Tenues de village, de compétition, de podium, d’entraînement… Mardi soir, était enfin dévoilé l’ensemble de la collection du Coq Sportif qui équipe les athlètes olympiques et paralympiques pour les JO 2024. De la fusion du bleu, du blanc et du rouge naît un drapeau qui donne vie à une nouvelle palette de couleurs, symbole de la mixité des athlètes bien sûr, mais aussi des corps, et des cultures, pour Stéphane Ashpool, le directeur artistique. Rencontre avec ce jeune designer français, dont la marque Pigalle a déjà fait des émules auprès de Jay Z ou encore Rihanna…
Désirée de Lamarzelle : Pourquoi le Coq Sportif a-t-il fait appel à vous pour créer l’ensemble des équipements des JO ?
Stéphane Ashpool : La mode et le sport sont extrêmement liés dans mon travail, je suis moi-même très sportif. J’ai pratiqué le basket très jeune et j’ai baigné dans une famille très excentrique et artistique, mais où la discipline physique était importante : mon père était sculpteur et ma mère danseuse à l’Opéra de Sarajevo. Ces deux mondes ont nourri mon imagination et continuent d’inspirer mon travail autour du mouvement et du corps. Ici, il s’agit du corps des athlètes
Comment avez-vous travaillé sur ce projet ?
Le cahier des charges était aussi complet que technique, mais j’ai commencé par prendre quelques mois « de création » dans mon atelier pour réfléchir et créer librement : faire des essais de broderie et les traduire sur différents sports. Bien sûr certaines disciplines sportives comme par exemple le judo laisse moins de place à la création alors que par opposition le skate permet beaucoup plus de choses, mais je pense avoir réussi à exprimer ma créativité dans son ensemble, en cueillant des ingrédients par ci par là.
Quels sont les ingrédients principaux de cette aventure artistique ?
Les ingrédients résultent de ce que j’ai pu tester : des proportions, des essais de peinture avec ses variations de bleu, de rouge… le choix d’utiliser une couleur plutôt blanc-cassé comme couleur principale qui apporte sa touche d’élégance. En discutant avec les athlètes, il ressortait qu’ils voulaient un vêtement plus moderne, plus lumineux. Cela a servi de base pour chercher et tester de nouvelles variations de teintes sur les couleurs du drapeau tricolore : plus pop.
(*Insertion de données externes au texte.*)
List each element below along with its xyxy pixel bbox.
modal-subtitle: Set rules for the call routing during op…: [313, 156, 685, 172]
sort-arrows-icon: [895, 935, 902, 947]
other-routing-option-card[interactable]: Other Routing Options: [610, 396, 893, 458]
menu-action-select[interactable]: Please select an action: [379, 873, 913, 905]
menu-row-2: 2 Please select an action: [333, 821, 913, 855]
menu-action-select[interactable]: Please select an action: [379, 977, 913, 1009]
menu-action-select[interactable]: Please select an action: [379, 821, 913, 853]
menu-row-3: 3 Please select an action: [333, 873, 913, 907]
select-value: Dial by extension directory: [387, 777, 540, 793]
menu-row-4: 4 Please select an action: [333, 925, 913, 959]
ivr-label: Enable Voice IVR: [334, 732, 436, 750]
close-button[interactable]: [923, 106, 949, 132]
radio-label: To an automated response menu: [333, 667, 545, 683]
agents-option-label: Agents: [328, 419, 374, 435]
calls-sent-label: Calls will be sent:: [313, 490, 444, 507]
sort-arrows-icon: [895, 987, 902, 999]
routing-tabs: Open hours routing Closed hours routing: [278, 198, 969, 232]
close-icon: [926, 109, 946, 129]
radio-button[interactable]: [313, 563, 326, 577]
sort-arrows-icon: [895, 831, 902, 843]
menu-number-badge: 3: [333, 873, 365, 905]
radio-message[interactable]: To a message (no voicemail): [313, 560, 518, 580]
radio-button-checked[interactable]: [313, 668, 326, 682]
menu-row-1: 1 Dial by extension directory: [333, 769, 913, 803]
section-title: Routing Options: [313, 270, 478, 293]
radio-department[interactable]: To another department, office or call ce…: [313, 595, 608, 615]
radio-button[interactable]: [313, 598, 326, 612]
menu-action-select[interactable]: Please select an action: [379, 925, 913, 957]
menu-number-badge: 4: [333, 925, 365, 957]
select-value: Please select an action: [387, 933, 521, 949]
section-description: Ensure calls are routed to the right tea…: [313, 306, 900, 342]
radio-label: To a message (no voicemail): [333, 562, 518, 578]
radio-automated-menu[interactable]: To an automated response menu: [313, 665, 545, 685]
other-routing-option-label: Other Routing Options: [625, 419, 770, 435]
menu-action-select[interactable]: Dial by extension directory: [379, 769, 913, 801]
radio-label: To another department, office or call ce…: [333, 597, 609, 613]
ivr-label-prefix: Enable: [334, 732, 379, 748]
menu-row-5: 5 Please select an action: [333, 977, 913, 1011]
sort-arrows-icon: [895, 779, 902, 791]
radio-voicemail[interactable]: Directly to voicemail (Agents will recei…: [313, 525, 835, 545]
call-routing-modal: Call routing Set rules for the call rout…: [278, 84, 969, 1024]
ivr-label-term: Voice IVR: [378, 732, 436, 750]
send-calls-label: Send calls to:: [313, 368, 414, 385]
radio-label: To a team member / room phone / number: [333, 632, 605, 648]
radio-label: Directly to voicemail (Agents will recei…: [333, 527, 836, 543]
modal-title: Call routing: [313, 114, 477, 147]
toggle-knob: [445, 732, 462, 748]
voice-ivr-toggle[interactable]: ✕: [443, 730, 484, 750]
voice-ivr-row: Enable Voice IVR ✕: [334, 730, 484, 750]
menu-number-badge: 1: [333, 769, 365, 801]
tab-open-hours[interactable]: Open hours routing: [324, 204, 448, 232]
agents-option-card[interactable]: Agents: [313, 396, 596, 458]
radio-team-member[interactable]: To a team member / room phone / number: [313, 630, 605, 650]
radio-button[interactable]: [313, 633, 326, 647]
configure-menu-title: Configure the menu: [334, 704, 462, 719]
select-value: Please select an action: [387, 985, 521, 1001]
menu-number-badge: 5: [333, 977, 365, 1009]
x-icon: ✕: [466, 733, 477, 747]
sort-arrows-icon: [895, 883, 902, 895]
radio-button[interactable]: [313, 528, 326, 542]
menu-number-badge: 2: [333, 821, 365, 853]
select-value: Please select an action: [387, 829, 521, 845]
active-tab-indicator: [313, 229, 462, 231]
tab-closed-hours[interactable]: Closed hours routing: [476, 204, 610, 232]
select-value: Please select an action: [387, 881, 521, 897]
Un drapeau qui représente notre France dans son métissage mais aussi dans sa diversité de corps et de culture.
Vous avez également dessiné les tenues pour le handisport : est-ce plus technique ?
Je connaissais un petit peu le handisport par le biais des journées Portes Ouvertes de l’handi-basket, mais en général les variations se font surtout au niveau du patronage, du volume avec l’aide d’ouvertures – par zip ou par des boutons ou encore en déplaçant une poche – mais le design reste assez similaire. C’est le même langage, qu’il soit olympique ou paralympique, ce sont juste des détails à adapter.
Y- a -t-il eu des contraintes financières auxquelles vous vous êtes heurté ?
Bien sûr, il y a des contraintes financières. La plus grande était liée à notre volonté de produire à proximité. C’est-à-dire dans le bassin méditerranéen, le Maroc pour le plus éloigné, sinon au Portugal et en Espagne, mais également une grosse partie en France, dans le bassin troyen pour le tissage et la broderie. Toutes ces choses paraissent très simples, mais faire des vêtements techniques à proximité, comme par exemple un kimono normalement uniquement tissé au Japon, est compliqué. La France n’est pas toujours l’endroit idéal pour produire des vêtements techniques parce que cette industrie a été délocalisée. Nous avons eu cette volonté de re-localiser, sachant que faire broder à l’autre bout du monde n’avait aucun sens. C’était là le plus gros challenge, bien plus que l’enveloppe budgétaire.
Quelle leçon tirez-vous de cette expérience ?
C’est très gratifiant de dessiner des tenues des JO. Mais je retiens surtout la discipline des sportifs que j’ai pu entrevoir, même si à travers ma mère j’avais déjà une idée de la détermination et de la rigueur que demande le sport de haut niveau.
Votre marque de mode Pigalle est portée par des personnalités du rap, comment la définiriez-vous ?
Ma marque de mode correspond à quelque chose de très spontané. Je suis né à Pigalle, et le point de départ était de faire un projet collectif de mode qui réunit tout le monde, comme un village, et ce, autour de terrain de basket et des boutiques du quartier. Cela s’est transformé en marque, mais je veux continuer à travailler avec la jeunesse locale et le commerce de proximité. C’est plus un environnement de quartier que l’on développe sur le terrain du sport, que le côté plus industrialisé de la mode ou ultra Bling Bling qui m’attire. C’est un état d’esprit bien plus qu’une marque.